In an interview, Elliott said proportion­ally high per-capita spending in Saskatchew­an — even after eight years of a conservati­ve-minded provincial government — wasn’t all that surprising. “I think in Saskatchew­an, we’ve always had this NDP big-government mindset,” he said, adding that government here still has to serve sparsely populated rural and northern areas.

What was perhaps more surprising was seeing health as cost-efficient as it was, Elliott said, noting the average $4,737 we spend each year on the health-care needs of each citizen is barely above the national average.

Given the government’s emphasis on the John Black and Associates lean health efficienci­es, one further wonders if Wall’s government has been barking up the wrong tree.
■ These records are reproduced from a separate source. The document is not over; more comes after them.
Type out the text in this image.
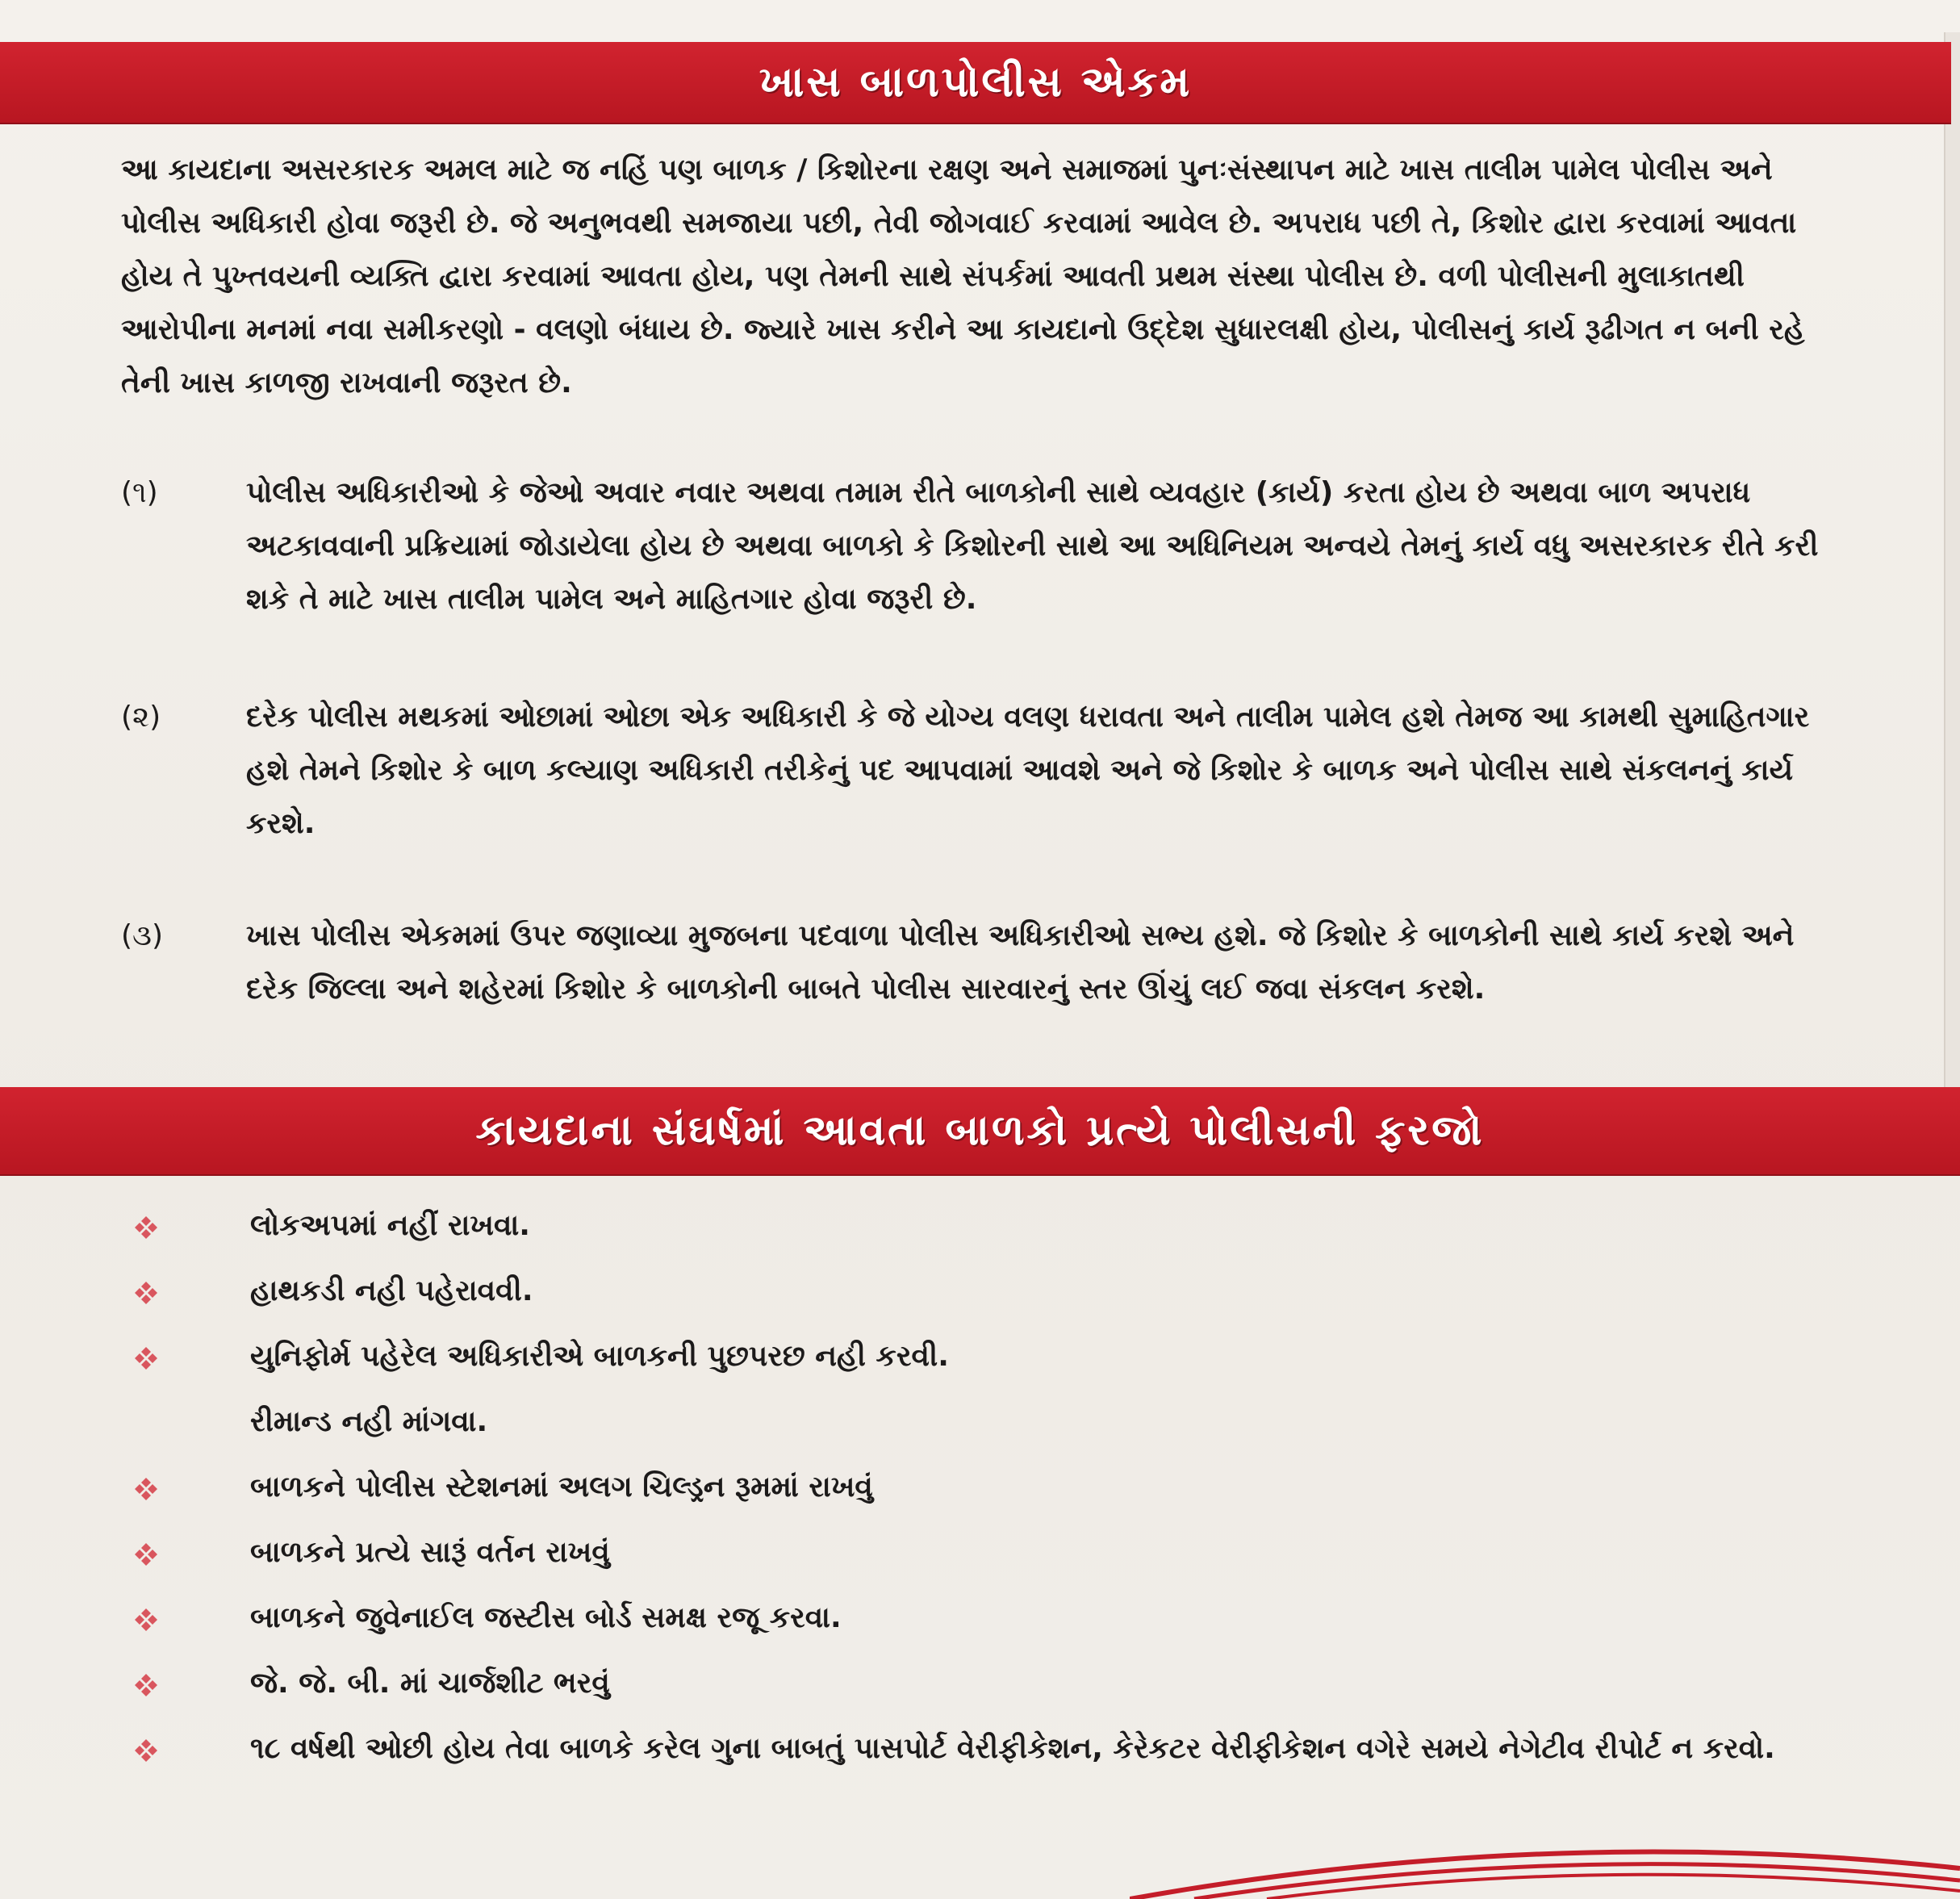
ખાસ બાળપોલીસ એકમ

આ કાયદાના અસરકારક અમલ માટે જ નહિં પણ બાળક / કિશોરના રક્ષણ અને સમાજમાં પુનઃસંસ્થાપન માટે ખાસ તાલીમ પામેલ પોલીસ અને પોલીસ અધિકારી હોવા જરૂરી છે. જે અનુભવથી સમજાયા પછી, તેવી જોગવાઈ કરવામાં આવેલ છે. અપરાધ પછી તે, કિશોર દ્વારા કરવામાં આવતા હોય તે પુખ્તવયની વ્યક્તિ દ્વારા કરવામાં આવતા હોય, પણ તેમની સાથે સંપર્કમાં આવતી પ્રથમ સંસ્થા પોલીસ છે. વળી પોલીસની મુલાકાતથી આરોપીના મનમાં નવા સમીકરણો - વલણો બંધાય છે. જ્યારે ખાસ કરીને આ કાયદાનો ઉદ્દેશ સુધારલક્ષી હોય, પોલીસનું કાર્ય રૂઢીગત ન બની રહે તેની ખાસ કાળજી રાખવાની જરૂરત છે.

(૧)	પોલીસ અધિકારીઓ કે જેઓ અવાર નવાર અથવા તમામ રીતે બાળકોની સાથે વ્યવહાર (કાર્ય) કરતા હોય છે અથવા બાળ અપરાધ અટકાવવાની પ્રક્રિયામાં જોડાયેલા હોય છે અથવા બાળકો કે કિશોરની સાથે આ અધિનિયમ અન્વયે તેમનું કાર્ય વધુ અસરકારક રીતે કરી શકે તે માટે ખાસ તાલીમ પામેલ અને માહિતગાર હોવા જરૂરી છે.

(૨)	દરેક પોલીસ મથકમાં ઓછામાં ઓછા એક અધિકારી કે જે યોગ્ય વલણ ધરાવતા અને તાલીમ પામેલ હશે તેમજ આ કામથી સુમાહિતગાર હશે તેમને કિશોર કે બાળ કલ્યાણ અધિકારી તરીકેનું પદ આપવામાં આવશે અને જે કિશોર કે બાળક અને પોલીસ સાથે સંકલનનું કાર્ય કરશે.

(૩)	ખાસ પોલીસ એકમમાં ઉપર જણાવ્યા મુજબના પદવાળા પોલીસ અધિકારીઓ સભ્ય હશે. જે કિશોર કે બાળકોની સાથે કાર્ય કરશે અને દરેક જિલ્લા અને શહેરમાં કિશોર કે બાળકોની બાબતે પોલીસ સારવારનું સ્તર ઊંચું લઈ જવા સંકલન કરશે.

કાયદાના સંઘર્ષમાં આવતા બાળકો પ્રત્યે પોલીસની ફરજો
લોકઅપમાં નહીં રાખવા.
હાથકડી નહી પહેરાવવી.
યુનિફોર્મ પહેરેલ અધિકારીએ બાળકની પુછપરછ નહી કરવી.
રીમાન્ડ નહી માંગવા.
બાળકને પોલીસ સ્ટેશનમાં અલગ ચિલ્ડ્રન રૂમમાં રાખવું
બાળકને પ્રત્યે સારૂં વર્તન રાખવું
બાળકને જુવેનાઈલ જસ્ટીસ બોર્ડ સમક્ષ રજૂ કરવા.
જે. જે. બી. માં ચાર્જશીટ ભરવું
૧૮ વર્ષથી ઓછી હોય તેવા બાળકે કરેલ ગુના બાબતું પાસપોર્ટ વેરીફીકેશન, કેરેકટર વેરીફીકેશન વગેરે સમયે નેગેટીવ રીપોર્ટ ન કરવો.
According to Statistics Canada numbers, other areas have been in far more dire need of addressing.

Elliott cited the $3,571 per person/year spent on education — more than $1,000 more than other Canadians spend — as not only the most surprising, but also the most troubling. Saskatchew­an has some of the lowest high school graduation rates and worst post-secondary graduate retention rates in the country.

“Something is not working right,” the statistici­an said.

In fact, the size of the gap in our spending on per-capita education must raise some questions about the need for two universiti­es, as many technical institutio­ns as we have or the separate and public school systems, he said.

But perhaps most dishearten­ing is the $2,824 per person spent in Saskatchew­an on “social protection” like social services — far and away the biggest difference from the rest of Canada, where the average is about $1,700.

Elliott also ties this to the $1,005 per person/year spent in Saskatchew­an on “public safety,” including policing, justice and incarcerat­ion. Saskatchew­an public safety costs increased by 6.6 per cent from 2010 to in 2015. We now spend $600 per person/ year more than the national average.

So what seems obvious from the numbers is savings aren’t necessaril­y going to be found in health.

They need to be found in education and social services — the root cause of so many other problems.